The biblical tradition is full of figures who act under radical uncertainty, leave behind security without any guarantee of return, and pursue callings at enormous personal cost. Abraham leaves without a destination. Joseph endures catastrophic failure before any vindication arrives. Paul builds something new in every city he enters, usually at the cost of his physical safety and social standing. That tradition is not a template for cubicle life. The gap between what the faith actually commends and how evangelical formation actually operates is large, and closing it will require far more honesty than most communities are currently prepared to offer.
Bradley is planning to post a second installment with his proposed solutions today. Be sure to check out and subscribe to his newsletter.
Monergism: Moralistic Therapeutic Deism (MTD) is a contemporary term used to describe a common among younger generations. It was first coined by sociologists Christian Smith and Melinda Lundquist Denton in their 2005 book, Soul Searching: The Religious and Spiritual Lives of American Teenagers, which summarized the findings of the National Study of Youth and Religion. While not a formal, organized religion, MTD reflects a set of vague, shallow beliefs about God, morality, and personal happiness like, God wants people to be Good, nice, and fair to each other, the central goal of life is to be happy and to feel good about oneself, etc. Be good, be nice!



Rings true. Certainly for the PCA, which I refer to as, "The First Church of Middle Management." The PCA isn't Tony Stark, it's Pepper Potts--administrative assistant.
The author is correct about the fundamental assessment that the Christian world, generally, creates "cubicle dwellers", not leaders, though the general concept of "leaders" also needs review. Most real leaders aren't maintainers of the status quo, they're disruptors, but in a world which values people who are simply "large and in-charge" they tend to just be jerks, and bullies, not innovators. Also, there is a firm belief in the majority -- if the majority believe it, then it must be true, and right. Anyone who goes against the majority is also going against the received religious/theological thinking, and ought to be cast out. After all... to my second thought....
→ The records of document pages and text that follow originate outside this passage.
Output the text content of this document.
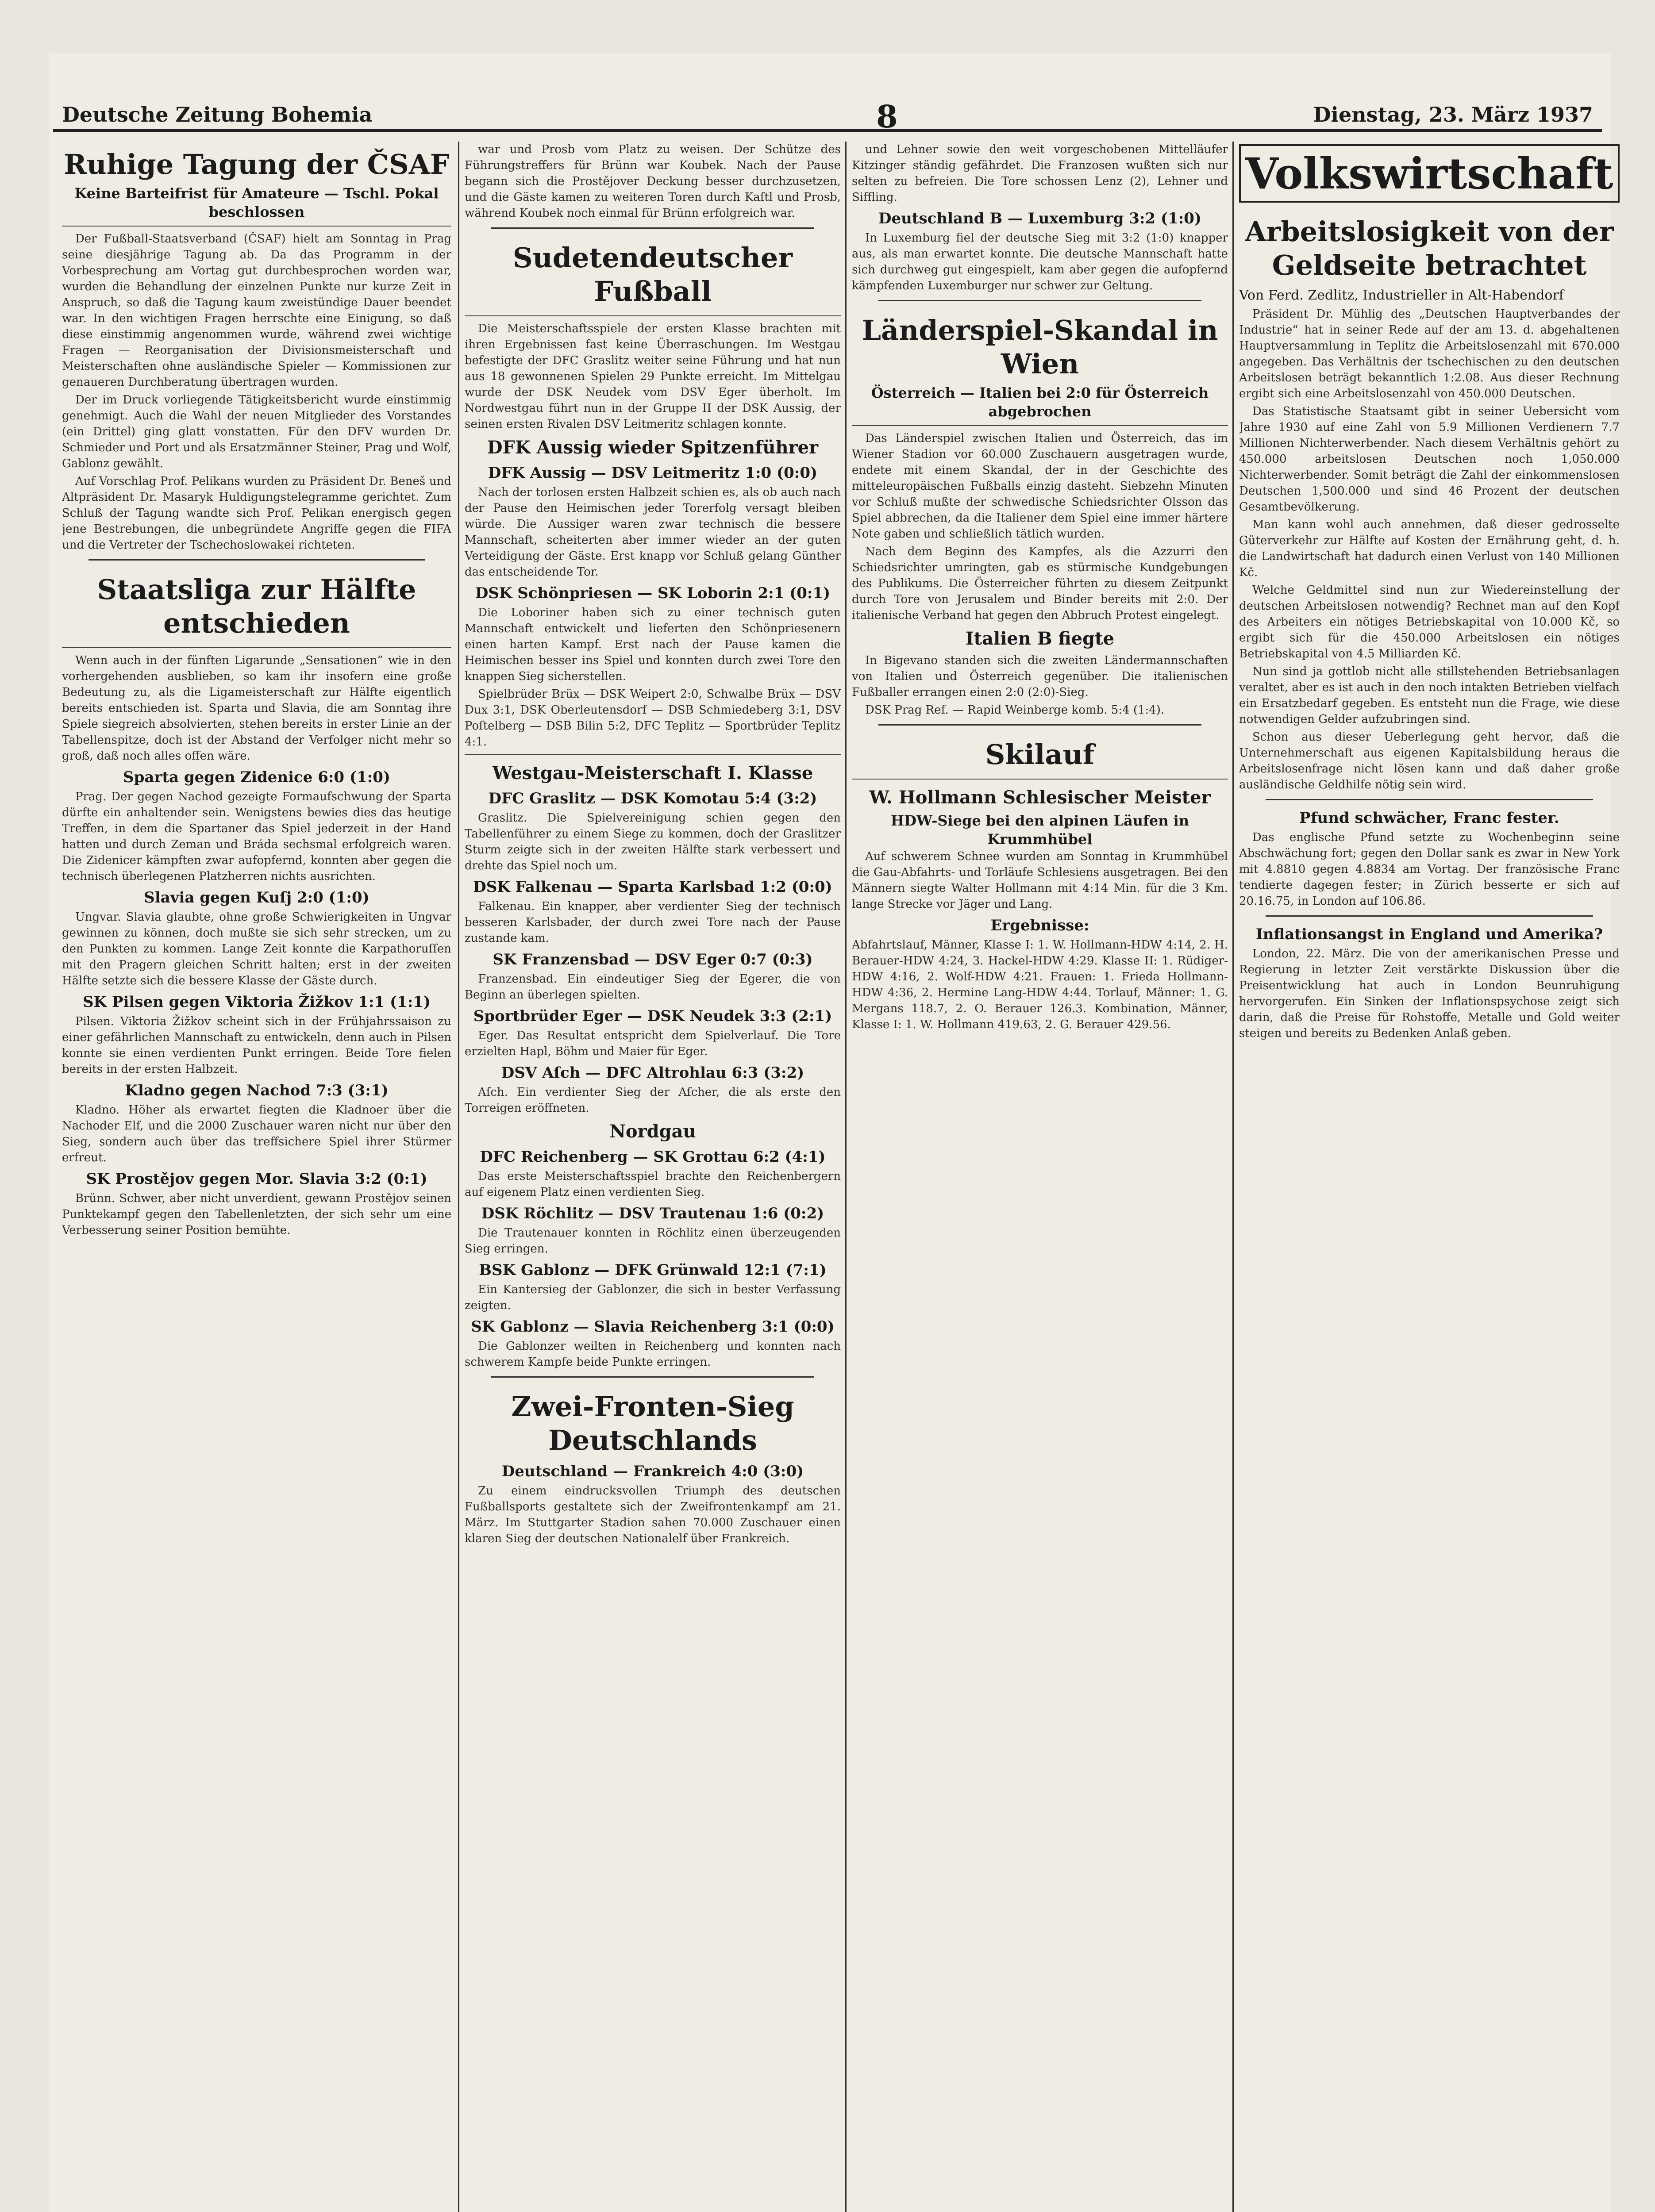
Deutsche Zeitung Bohemia	8	Dienstag, 23. März 1937
Ruhige Tagung der ČSAF
Keine Barteifrist für Amateure — Tschl. Pokal beschlossen

Der Fußball-Staatsverband (ČSAF) hielt am Sonntag in Prag seine diesjährige Tagung ab. Da das Programm in der Vorbesprechung am Vortag gut durchbesprochen worden war, wurden die Behandlung der einzelnen Punkte nur kurze Zeit in Anspruch, so daß die Tagung kaum zweistündige Dauer beendet war. In den wichtigen Fragen herrschte eine Einigung, so daß diese einstimmig angenommen wurde, während zwei wichtige Fragen — Reorganisation der Divisionsmeisterschaft und Meisterschaften ohne ausländische Spieler — Kommissionen zur genaueren Durchberatung übertragen wurden.

Der im Druck vorliegende Tätigkeitsbericht wurde einstimmig genehmigt. Auch die Wahl der neuen Mitglieder des Vorstandes (ein Drittel) ging glatt vonstatten. Für den DFV wurden Dr. Schmieder und Port und als Ersatzmänner Steiner, Prag und Wolf, Gablonz gewählt.

Auf Vorschlag Prof. Pelikans wurden zu Präsident Dr. Beneš und Altpräsident Dr. Masaryk Huldigungstelegramme gerichtet. Zum Schluß der Tagung wandte sich Prof. Pelikan energisch gegen jene Bestrebungen, die unbegründete Angriffe gegen die FIFA und die Vertreter der Tschechoslowakei richteten.

Staatsliga zur Hälfte entschieden

Wenn auch in der fünften Ligarunde „Sensationen“ wie in den vorhergehenden ausblieben, so kam ihr insofern eine große Bedeutung zu, als die Ligameisterschaft zur Hälfte eigentlich bereits entschieden ist. Sparta und Slavia, die am Sonntag ihre Spiele siegreich absolvierten, stehen bereits in erster Linie an der Tabellenspitze, doch ist der Abstand der Verfolger nicht mehr so groß, daß noch alles offen wäre.

Sparta gegen Zidenice 6:0 (1:0)

Prag. Der gegen Nachod gezeigte Formaufschwung der Sparta dürfte ein anhaltender sein. Wenigstens bewies dies das heutige Treffen, in dem die Spartaner das Spiel jederzeit in der Hand hatten und durch Zeman und Bráda sechsmal erfolgreich waren. Die Zidenicer kämpften zwar aufopfernd, konnten aber gegen die technisch überlegenen Platzherren nichts ausrichten.

Slavia gegen Kuſj 2:0 (1:0)

Ungvar. Slavia glaubte, ohne große Schwierigkeiten in Ungvar gewinnen zu können, doch mußte sie sich sehr strecken, um zu den Punkten zu kommen. Lange Zeit konnte die Karpathoruſſen mit den Pragern gleichen Schritt halten; erst in der zweiten Hälfte setzte sich die bessere Klasse der Gäste durch.

SK Pilsen gegen Viktoria Žižkov 1:1 (1:1)

Pilsen. Viktoria Žižkov scheint sich in der Frühjahrssaison zu einer gefährlichen Mannschaft zu entwickeln, denn auch in Pilsen konnte sie einen verdienten Punkt erringen. Beide Tore fielen bereits in der ersten Halbzeit.

Kladno gegen Nachod 7:3 (3:1)

Kladno. Höher als erwartet fiegten die Kladnoer über die Nachoder Elf, und die 2000 Zuschauer waren nicht nur über den Sieg, sondern auch über das treffsichere Spiel ihrer Stürmer erfreut.

SK Prostějov gegen Mor. Slavia 3:2 (0:1)

Brünn. Schwer, aber nicht unverdient, gewann Prostějov seinen Punktekampf gegen den Tabellenletzten, der sich sehr um eine Verbesserung seiner Position bemühte.

war und Prosb vom Platz zu weisen. Der Schütze des Führungstreffers für Brünn war Koubek. Nach der Pause begann sich die Prostějover Deckung besser durchzusetzen, und die Gäste kamen zu weiteren Toren durch Kaſtl und Prosb, während Koubek noch einmal für Brünn erfolgreich war.

Sudetendeutscher Fußball

Die Meisterschaftsspiele der ersten Klasse brachten mit ihren Ergebnissen fast keine Überraschungen. Im Westgau befestigte der DFC Graslitz weiter seine Führung und hat nun aus 18 gewonnenen Spielen 29 Punkte erreicht. Im Mittelgau wurde der DSK Neudek vom DSV Eger überholt. Im Nordwestgau führt nun in der Gruppe II der DSK Aussig, der seinen ersten Rivalen DSV Leitmeritz schlagen konnte.

DFK Aussig wieder Spitzenführer
DFK Aussig — DSV Leitmeritz 1:0 (0:0)

Nach der torlosen ersten Halbzeit schien es, als ob auch nach der Pause den Heimischen jeder Torerfolg versagt bleiben würde. Die Aussiger waren zwar technisch die bessere Mannschaft, scheiterten aber immer wieder an der guten Verteidigung der Gäste. Erst knapp vor Schluß gelang Günther das entscheidende Tor.

DSK Schönpriesen — SK Loborin 2:1 (0:1)

Die Loboriner haben sich zu einer technisch guten Mannschaft entwickelt und lieferten den Schönpriesenern einen harten Kampf. Erst nach der Pause kamen die Heimischen besser ins Spiel und konnten durch zwei Tore den knappen Sieg sicherstellen.

Spielbrüder Brüx — DSK Weipert 2:0, Schwalbe Brüx — DSV Dux 3:1, DSK Oberleutensdorf — DSB Schmiedeberg 3:1, DSV Poſtelberg — DSB Bilin 5:2, DFC Teplitz — Sportbrüder Teplitz 4:1.

Westgau-Meisterschaft I. Klasse
DFC Graslitz — DSK Komotau 5:4 (3:2)

Graslitz. Die Spielvereinigung schien gegen den Tabellenführer zu einem Siege zu kommen, doch der Graslitzer Sturm zeigte sich in der zweiten Hälfte stark verbessert und drehte das Spiel noch um.

DSK Falkenau — Sparta Karlsbad 1:2 (0:0)

Falkenau. Ein knapper, aber verdienter Sieg der technisch besseren Karlsbader, der durch zwei Tore nach der Pause zustande kam.

SK Franzensbad — DSV Eger 0:7 (0:3)

Franzensbad. Ein eindeutiger Sieg der Egerer, die von Beginn an überlegen spielten.

Sportbrüder Eger — DSK Neudek 3:3 (2:1)

Eger. Das Resultat entspricht dem Spielverlauf. Die Tore erzielten Hapl, Böhm und Maier für Eger.

DSV Aſch — DFC Altrohlau 6:3 (3:2)

Aſch. Ein verdienter Sieg der Aſcher, die als erste den Torreigen eröffneten.

Nordgau
DFC Reichenberg — SK Grottau 6:2 (4:1)

Das erste Meisterschaftsspiel brachte den Reichenbergern auf eigenem Platz einen verdienten Sieg.

DSK Röchlitz — DSV Trautenau 1:6 (0:2)

Die Trautenauer konnten in Röchlitz einen überzeugenden Sieg erringen.

BSK Gablonz — DFK Grünwald 12:1 (7:1)

Ein Kantersieg der Gablonzer, die sich in bester Verfassung zeigten.

SK Gablonz — Slavia Reichenberg 3:1 (0:0)

Die Gablonzer weilten in Reichenberg und konnten nach schwerem Kampfe beide Punkte erringen.

Zwei-Fronten-Sieg Deutschlands
Deutschland — Frankreich 4:0 (3:0)

Zu einem eindrucksvollen Triumph des deutschen Fußballsports gestaltete sich der Zweifrontenkampf am 21. März. Im Stuttgarter Stadion sahen 70.000 Zuschauer einen klaren Sieg der deutschen Nationalelf über Frankreich.

und Lehner sowie den weit vorgeschobenen Mittelläufer Kitzinger ständig gefährdet. Die Franzosen wußten sich nur selten zu befreien. Die Tore schossen Lenz (2), Lehner und Siffling.

Deutschland B — Luxemburg 3:2 (1:0)

In Luxemburg fiel der deutsche Sieg mit 3:2 (1:0) knapper aus, als man erwartet konnte. Die deutsche Mannschaft hatte sich durchweg gut eingespielt, kam aber gegen die aufopfernd kämpfenden Luxemburger nur schwer zur Geltung.

Länderspiel-Skandal in Wien
Österreich — Italien bei 2:0 für Österreich abgebrochen

Das Länderspiel zwischen Italien und Österreich, das im Wiener Stadion vor 60.000 Zuschauern ausgetragen wurde, endete mit einem Skandal, der in der Geschichte des mitteleuropäischen Fußballs einzig dasteht. Siebzehn Minuten vor Schluß mußte der schwedische Schiedsrichter Olsson das Spiel abbrechen, da die Italiener dem Spiel eine immer härtere Note gaben und schließlich tätlich wurden.

Nach dem Beginn des Kampfes, als die Azzurri den Schiedsrichter umringten, gab es stürmische Kundgebungen des Publikums. Die Österreicher führten zu diesem Zeitpunkt durch Tore von Jerusalem und Binder bereits mit 2:0. Der italienische Verband hat gegen den Abbruch Protest eingelegt.

Italien B fiegte

In Bigevano standen sich die zweiten Ländermannschaften von Italien und Österreich gegenüber. Die italienischen Fußballer errangen einen 2:0 (2:0)-Sieg.

DSK Prag Ref. — Rapid Weinberge komb. 5:4 (1:4).

Skilauf
W. Hollmann Schlesischer Meister
HDW-Siege bei den alpinen Läufen in Krummhübel

Auf schwerem Schnee wurden am Sonntag in Krummhübel die Gau-Abfahrts- und Torläufe Schlesiens ausgetragen. Bei den Männern siegte Walter Hollmann mit 4:14 Min. für die 3 Km. lange Strecke vor Jäger und Lang.

Ergebnisse:
Abfahrtslauf, Männer, Klasse I: 1. W. Hollmann-HDW 4:14, 2. H. Berauer-HDW 4:24, 3. Hackel-HDW 4:29. Klasse II: 1. Rüdiger-HDW 4:16, 2. Wolf-HDW 4:21. Frauen: 1. Frieda Hollmann-HDW 4:36, 2. Hermine Lang-HDW 4:44. Torlauf, Männer: 1. G. Mergans 118.7, 2. O. Berauer 126.3. Kombination, Männer, Klasse I: 1. W. Hollmann 419.63, 2. G. Berauer 429.56.
Volkswirtschaft
Arbeitslosigkeit von der Geldseite betrachtet
Von Ferd. Zedlitz, Industrieller in Alt-Habendorf

Präsident Dr. Mühlig des „Deutschen Hauptverbandes der Industrie“ hat in seiner Rede auf der am 13. d. abgehaltenen Hauptversammlung in Teplitz die Arbeitslosenzahl mit 670.000 angegeben. Das Verhältnis der tschechischen zu den deutschen Arbeitslosen beträgt bekanntlich 1:2.08. Aus dieser Rechnung ergibt sich eine Arbeitslosenzahl von 450.000 Deutschen.

Das Statistische Staatsamt gibt in seiner Uebersicht vom Jahre 1930 auf eine Zahl von 5.9 Millionen Verdienern 7.7 Millionen Nichterwerbender. Nach diesem Verhältnis gehört zu 450.000 arbeitslosen Deutschen noch 1,050.000 Nichterwerbender. Somit beträgt die Zahl der einkommenslosen Deutschen 1,500.000 und sind 46 Prozent der deutschen Gesamtbevölkerung.

Man kann wohl auch annehmen, daß dieser gedrosselte Güterverkehr zur Hälfte auf Kosten der Ernährung geht, d. h. die Landwirtschaft hat dadurch einen Verlust von 140 Millionen Kč.

Welche Geldmittel sind nun zur Wiedereinstellung der deutschen Arbeitslosen notwendig? Rechnet man auf den Kopf des Arbeiters ein nötiges Betriebskapital von 10.000 Kč, so ergibt sich für die 450.000 Arbeitslosen ein nötiges Betriebskapital von 4.5 Milliarden Kč.

Nun sind ja gottlob nicht alle stillstehenden Betriebsanlagen veraltet, aber es ist auch in den noch intakten Betrieben vielfach ein Ersatzbedarf gegeben. Es entsteht nun die Frage, wie diese notwendigen Gelder aufzubringen sind.

Schon aus dieser Ueberlegung geht hervor, daß die Unternehmerschaft aus eigenen Kapitalsbildung heraus die Arbeitslosenfrage nicht lösen kann und daß daher große ausländische Geldhilfe nötig sein wird.

Pfund schwächer, Franc fester.

Das englische Pfund setzte zu Wochenbeginn seine Abschwächung fort; gegen den Dollar sank es zwar in New York mit 4.8810 gegen 4.8834 am Vortag. Der französische Franc tendierte dagegen fester; in Zürich besserte er sich auf 20.16.75, in London auf 106.86.

Inflationsangst in England und Amerika?

London, 22. März. Die von der amerikanischen Presse und Regierung in letzter Zeit verstärkte Diskussion über die Preisentwicklung hat auch in London Beunruhigung hervorgerufen. Ein Sinken der Inflationspsychose zeigt sich darin, daß die Preise für Rohstoffe, Metalle und Gold weiter steigen und bereits zu Bedenken Anlaß geben.
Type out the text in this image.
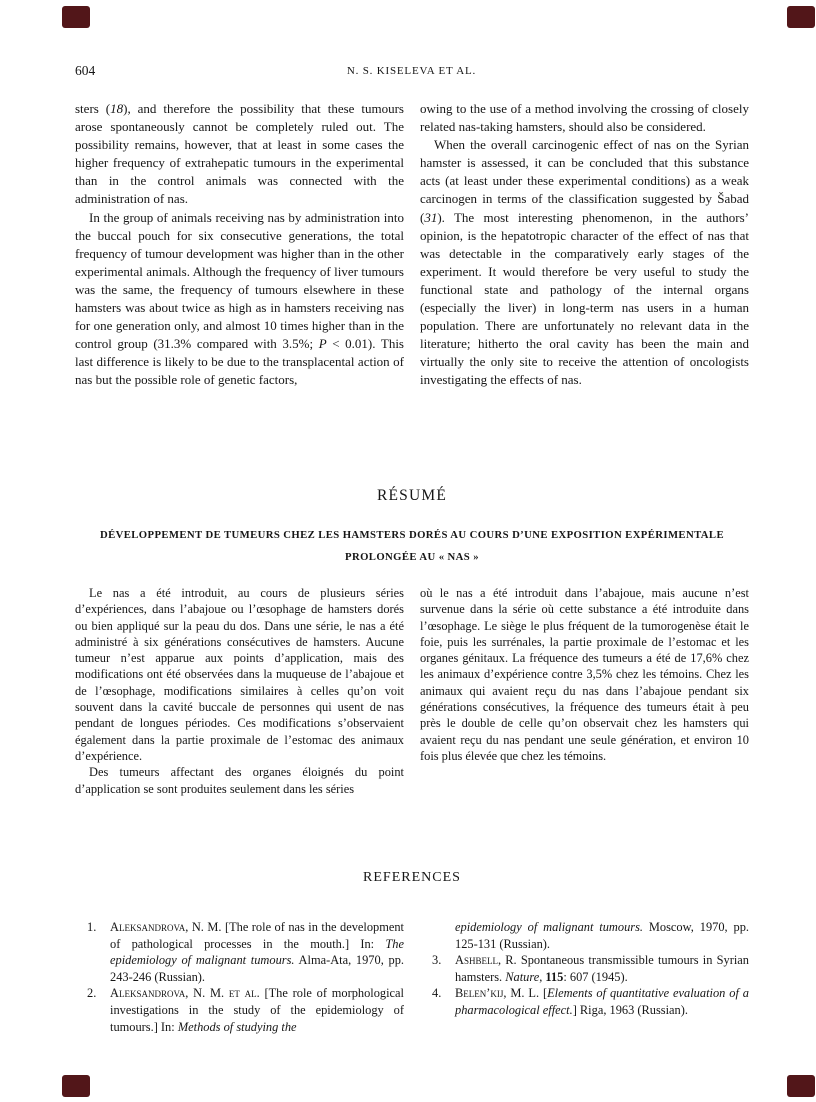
604	N. S. KISELEVA ET AL.

sters (18), and therefore the possibility that these tumours arose spontaneously cannot be completely ruled out. The possibility remains, however, that at least in some cases the higher frequency of extrahepatic tumours in the experimental than in the control animals was connected with the administration of nas.

In the group of animals receiving nas by administration into the buccal pouch for six consecutive generations, the total frequency of tumour development was higher than in the other experimental animals. Although the frequency of liver tumours was the same, the frequency of tumours elsewhere in these hamsters was about twice as high as in hamsters receiving nas for one generation only, and almost 10 times higher than in the control group (31.3% compared with 3.5%; P < 0.01). This last difference is likely to be due to the transplacental action of nas but the possible role of genetic factors,

owing to the use of a method involving the crossing of closely related nas-taking hamsters, should also be considered.

When the overall carcinogenic effect of nas on the Syrian hamster is assessed, it can be concluded that this substance acts (at least under these experimental conditions) as a weak carcinogen in terms of the classification suggested by Šabad (31). The most interesting phenomenon, in the authors’ opinion, is the hepatotropic character of the effect of nas that was detectable in the comparatively early stages of the experiment. It would therefore be very useful to study the functional state and pathology of the internal organs (especially the liver) in long-term nas users in a human population. There are unfortunately no relevant data in the literature; hitherto the oral cavity has been the main and virtually the only site to receive the attention of oncologists investigating the effects of nas.

RÉSUMÉ
DÉVELOPPEMENT DE TUMEURS CHEZ LES HAMSTERS DORÉS AU COURS D’UNE EXPOSITION EXPÉRIMENTALE
PROLONGÉE AU « NAS »

Le nas a été introduit, au cours de plusieurs séries d’expériences, dans l’abajoue ou l’œsophage de hamsters dorés ou bien appliqué sur la peau du dos. Dans une série, le nas a été administré à six générations consécutives de hamsters. Aucune tumeur n’est apparue aux points d’application, mais des modifications ont été observées dans la muqueuse de l’abajoue et de l’œsophage, modifications similaires à celles qu’on voit souvent dans la cavité buccale de personnes qui usent de nas pendant de longues périodes. Ces modifications s’observaient également dans la partie proximale de l’estomac des animaux d’expérience.

Des tumeurs affectant des organes éloignés du point d’application se sont produites seulement dans les séries

où le nas a été introduit dans l’abajoue, mais aucune n’est survenue dans la série où cette substance a été introduite dans l’œsophage. Le siège le plus fréquent de la tumorogenèse était le foie, puis les surrénales, la partie proximale de l’estomac et les organes génitaux. La fréquence des tumeurs a été de 17,6% chez les animaux d’expérience contre 3,5% chez les témoins. Chez les animaux qui avaient reçu du nas dans l’abajoue pendant six générations consécutives, la fréquence des tumeurs était à peu près le double de celle qu’on observait chez les hamsters qui avaient reçu du nas pendant une seule génération, et environ 10 fois plus élevée que chez les témoins.

REFERENCES
1. Aleksandrova, N. M. [The role of nas in the development of pathological processes in the mouth.] In: The epidemiology of malignant tumours. Alma-Ata, 1970, pp. 243-246 (Russian).
2. Aleksandrova, N. M. et al. [The role of morphological investigations in the study of the epidemiology of tumours.] In: Methods of studying the
epidemiology of malignant tumours. Moscow, 1970, pp. 125-131 (Russian).
3. Ashbell, R. Spontaneous transmissible tumours in Syrian hamsters. Nature, 115: 607 (1945).
4. Belen’kij, M. L. [Elements of quantitative evaluation of a pharmacological effect.] Riga, 1963 (Russian).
Religious authority trumps all. Having grown up around Christian ministries, and then working in one for a dozen years, the theological dimension trumps all. A guy gets promoted (seldom women), and even if he feels inadequate or beyond his abilities, he was promoted by his theological "betters", so they must be right. This follows all the way up the chain, such that there can never be any questioning if a guy is a jerk, or incompetent, or worse. It can also foster an attitude of entitlement. This goes equally for accounting and other professional practices: "We are good people, we don't need to follow FASBs or other rules for "those" other people."
Finally, all of the above leads to people who are looking for approbation, but more than that, waiting for permission. I spent time in a European country last year where it was pointed out to me that if there isn't a sign clearly giving permission, the behavior must be prohibited. This is all over the country, and quite the opposite of the prevailing thinking here in the U.S. It's probably what is making a colleague of mine a bit crazy, because he can't get the people helping him with a project to get off the dime. I've found the same mentality all throughout the Christian world, and doubly so because of the theological implications of bucking the prevailing opinions. Disagreeing about anything isn't just disagreeing, it's potentially heresy.